A guide for beginning meditation
My therapist is a wonderful woman based in Los Angeles and a specialist in Jungian therapy. Remote therapy sessions don’t seem to detract much from what would otherwise have been a face to face experience. And the commute from Hawaii to L.A. is a bit shorter than it would be otherwise.
One of the key “homework items” that my therapist gave me early on in our sessions was to meditate more. I’ve dabbled in meditation over the years but never stayed with a regular practice. For almost six months now I’ve been meditating most days. I began at just 10–15 minutes a day and am now up to 25 minutes.
Meditation can teach you a lot about how your mind works. But that’s not really the point. The point, at least as far as I am concerned at this point in my practice, is to just sit, breathe, and observe. Just sit, breathe, and observe for each session until the timer goes off.
I do also try, occasionally, to calm or direct my mind a little. But mostly I just observe what comes up naturally. There are some noticeable trends.
First, there is often an “airing of grievances” by either my body or my mind. If my body is in pain from running or tennis injuries, or because I’m sitting incorrectly, it will remind me loudly and clearly. If my soul is in pain it will remind me loudly and clearly. Whatever emotional hurts I’ve suffered, real or perceived, from others in the last day or two will quickly come to the fore and stew around in my thoughts and emotions.
Second, there is the “calendar” function where all the to dos and obligations and people I should respond to come up in my mind. The difficulty with this tendency of our minds while meditating is that we need to, if we are true to our practice, ignore all of these mental calendar reminders until later. But that risks forgetting them again…
Third, there is the creativity function where whatever problems or writings I’m working on will percolate around my mind. As a writer and thinker I’m always working on a number of different writing or creative projects and a trick I learned long ago is to put difficult problems in the front of my mind, let them roll around a little, and then push them gently downward in my psyche and forget about them. That lets my subconscious work away diligently on those problems. And lo and behold 9 out of 10 times solutions or at least steps toward solutions pop up magically in my conscious mind before too long. And this happens pretty frequently during meditation.

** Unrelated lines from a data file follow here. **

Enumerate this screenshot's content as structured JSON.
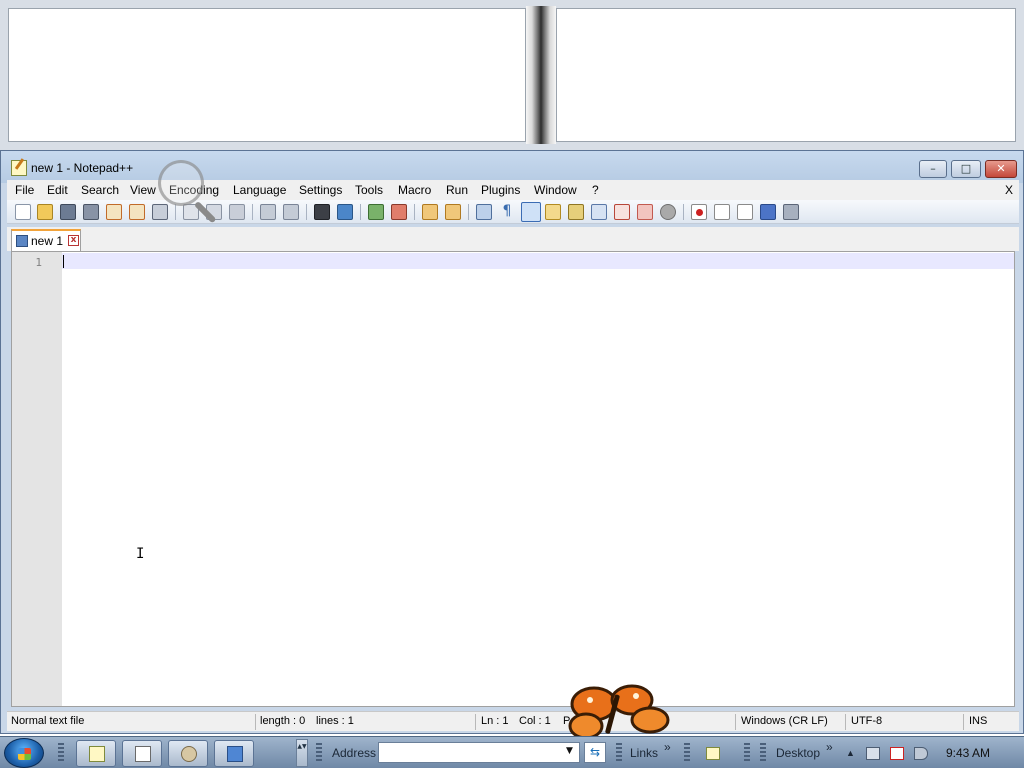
{
  "window": {
    "title": "new 1 - Notepad++",
    "minimize": "–",
    "maximize": "□",
    "close": "✕"
  },
  "menu": {
    "items": [
      "File",
      "Edit",
      "Search",
      "View",
      "Encoding",
      "Language",
      "Settings",
      "Tools",
      "Macro",
      "Run",
      "Plugins",
      "Window",
      "?"
    ],
    "close_doc": "X"
  },
  "toolbar": {
    "icons": [
      "new-file-icon",
      "open-file-icon",
      "save-icon",
      "save-all-icon",
      "close-icon",
      "close-all-icon",
      "print-icon",
      "cut-icon",
      "copy-icon",
      "paste-icon",
      "undo-icon",
      "redo-icon",
      "find-icon",
      "replace-icon",
      "zoom-in-icon",
      "zoom-out-icon",
      "sync-vertical-icon",
      "sync-horizontal-icon",
      "word-wrap-icon",
      "show-all-chars-icon",
      "indent-guide-icon",
      "user-defined-lang-icon",
      "doc-map-icon",
      "function-list-icon",
      "folder-workspace-icon",
      "monitoring-icon",
      "record-macro-icon",
      "stop-macro-icon",
      "play-macro-icon",
      "run-macro-multiple-icon",
      "save-macro-icon"
    ]
  },
  "tabs": [
    {
      "label": "new 1",
      "close": "x"
    }
  ],
  "editor": {
    "line_numbers": [
      "1"
    ],
    "content": "",
    "mouse_cursor": "I"
  },
  "statusbar": {
    "file_type": "Normal text file",
    "length": "length : 0",
    "lines": "lines : 1",
    "ln": "Ln : 1",
    "col": "Col : 1",
    "pos": "P",
    "eol": "Windows (CR LF)",
    "encoding": "UTF-8",
    "mode": "INS"
  },
  "taskbar": {
    "address_label": "Address",
    "address_value": "",
    "address_dropdown": "▼",
    "go": "⇆",
    "links_label": "Links",
    "links_chevron": "»",
    "desktop_label": "Desktop",
    "desktop_chevron": "»",
    "tray_arrow": "▲",
    "clock": "9:43 AM",
    "scroll": "▲▼"
  },
  "colors": {
    "accent_tab": "#f2a33a",
    "current_line": "#e8e8ff",
    "gutter": "#e4e4e4",
    "title_bar": "#b6cbe3",
    "close_button": "#c4483a"
  }
}
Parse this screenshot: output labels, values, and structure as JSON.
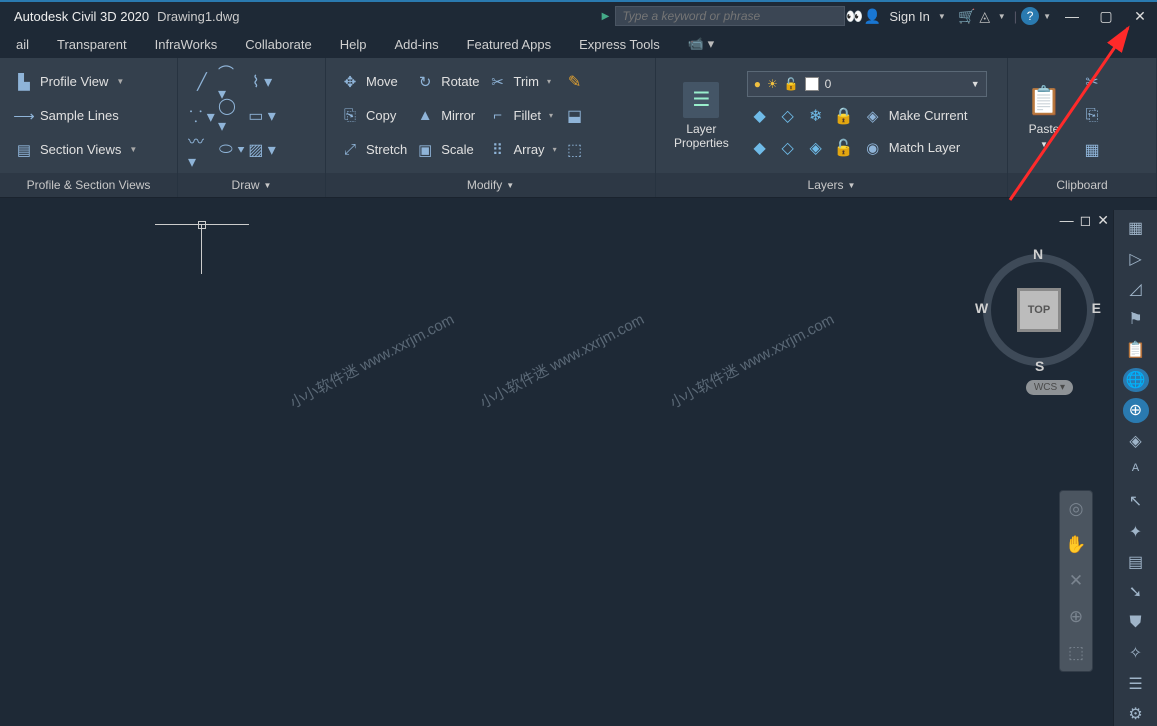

Fourth, flights of imagination or sexuality will often crop up once all the other thoughts have had their turn. Sexual fantasy or just fun escapism will sometimes take over. And mostly I just let this happen and enjoy the ride.
If I’m less willing to just observe what pops up I’ll try a mantra. Mantras are meant to quiet or direct the mind through specific words and intentions. One I’ve developed myself that seems pretty beneficial is to breathe in deeply and vocalize internally “Life as art,” (for me, viewing life as a continual process of artistic creation and re-creation is perhaps the highest way of viewing ourselves and our world). Then I exhale slowly and vocalize internally “Life as practice,” as in all of my life is my meditation and spiritual practice. Everything I do should be viewed as part of that spiritual practice. There is no separation. Third, I inhale and vocalize internally “Life as love.” Right alongside viewing all life as practice it can be viewed as a way of expressing love in the world, of embodying love as best we can through our actions and our thoughts.
Then I go back to “Life as art,” but keep it interesting by changing the middle to “Life as meditation,” then back to “Life as love.” This three-part mantra, with a changing middle, allows for a different inhale and exhale pattern on each cycle, and with the middle changing each time it keeps one focused on the mantra and thus calms the monkey mind — which is one of the key points of a mantra.
Other days I might just use a visualization mantra without words. One I really like is just to inhale and imagine that I am breathing in love with each deep breath. I am blessed with clean warm fragrant air here in Hawaii so it’s not much of a stretch to imagine that I’m breathing in pure love! Then I exhale little transformed wavelets of love back into the world, allowing others to continue the ever-present cycle of the transformation of love. I feel pretty good after doing this exercise for a couple of minutes.
I am still a baby in my meditation practice. But perhaps I’m on the verge of toddlerhood and can get my legs under me soon.
For now, I’m appreciating this new set of tools for generating love within, and helping to turn that love loose on the world, if with nothing other than my little exhaled wavelets.
One book I’ve found valuable on this journey is Pema Chodron’s short book How to Meditate: A Practical Guide to Making Friends With Your Mind.